En la carta se expone la precaria situación económica por la que atraviesa Puerto Rico, en recesión desde hace ya una década y con una crisis de liquidez que le ha llevado a tener que dejar de pagar sus obligaciones crediticias.

En este contexto, un estudio elaborado por el Centro Mercatus de la Universidad George Mason enfatiza que Puerto Rico es el Estado de la Unión Americana con peor salud fiscal, y confirma la crisis de liquidez que sufre la isla caribeña, misma que le ha llevado a tener que dejar de pagar su deuda.

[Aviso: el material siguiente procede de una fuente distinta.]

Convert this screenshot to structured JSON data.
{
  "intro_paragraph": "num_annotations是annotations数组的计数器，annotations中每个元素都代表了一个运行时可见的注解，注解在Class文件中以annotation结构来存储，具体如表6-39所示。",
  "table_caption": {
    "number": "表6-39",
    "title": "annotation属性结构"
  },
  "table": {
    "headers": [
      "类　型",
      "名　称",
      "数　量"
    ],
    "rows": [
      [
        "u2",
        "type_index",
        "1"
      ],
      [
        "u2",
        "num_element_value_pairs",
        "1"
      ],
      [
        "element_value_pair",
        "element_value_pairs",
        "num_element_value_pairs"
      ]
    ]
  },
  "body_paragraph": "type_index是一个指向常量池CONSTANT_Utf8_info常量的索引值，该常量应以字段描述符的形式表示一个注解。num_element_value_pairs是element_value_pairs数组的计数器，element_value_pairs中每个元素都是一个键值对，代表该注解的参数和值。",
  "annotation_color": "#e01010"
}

Esta es la primera vez que dicha universidad del Estado de Virginia incluye a Puerto Rico en su informe anual, que parte de datos auditados de 2015 de todos los estados de EU sobre deudas de corto y largo plazo, y otras obligaciones fiscales, como beneficios de salud y pensiones sin fondos asignados. Entre tanto, el mandatario boricua explica en la misiva cómo empeorará la situación si el Gobierno estadunidense no provee a la isla las herramientas necesarias para la reestructuración de su deuda antes del próximo vencimiento.

Puerto Rico está excluido desde 1984 del amparo de la Ley federal de Quiebras y el Tribunal Supremo de EU ha anulado, por inconstitucional, una ley similar que el Gobierno local elaboró para facilitar una vía que permitiera a sus empresas públicas y municipios declararse en bancarrota bajo una supervisión judicial.

Estas cartas forman parte de los esfuerzos que la Administración de García Padilla está llevando a cabo para tratar de lograr que el proyecto “Promesa”, que ya cuenta con el aval de la Cámara federal de Representantes, sea aprobado antes del primero de julio.

Aunque este proyecto establece la imposición de una junta federal de control sobre el Gobierno local, para el Ejecutivo boricua se trata de “la única alternativa capaz de proteger a Puerto Rico de litigios con los acreedores y encaminarlo hacia su recuperación económica”.

En cuanto al estudio del Centro Mercatus, cabe destacar que éste considera cinco categorías, entre ellas el efectivo en caja, que en el caso de Puerto Rico solo supone entre el 32 y el 77 por ciento de la cantidad que necesita para cubrir sus obligaciones a corto plazo.

Otras categorías son la solvencia de los ingresos presupuestados, que en el caso de Puerto Rico solo cubren el 88 por ciento de los gastos, lo que supone un déficit de 715 dólares per cápita, y la deuda a largo plazo, que en la isla asciende según sus datos a 72.270 millones de dólares.

La cuarta categoría es la solvencia a nivel de servicios, un ámbito en el que se deduce que “Puerto Rico no tiene discreción para atender aumentos en la demanda de servicios por parte de sus constituyentes”.

“En otras palabras, las finanzas del estado se encuentran en una situación tan precaria que existe poca flexibilidad para aumentar contribuciones o allegar fondos adicionales al fisco para poder cumplir con la prestación de servicios al ciudadano”, se asegura en el informe.

La quinta categoría hace referencia a la solvencia de los fondos fiduciarios, un apartado en el que se pone de manifiesto que las obligaciones sin fondos recurrentes son 1.85 veces mayores que el total de ingresos personales.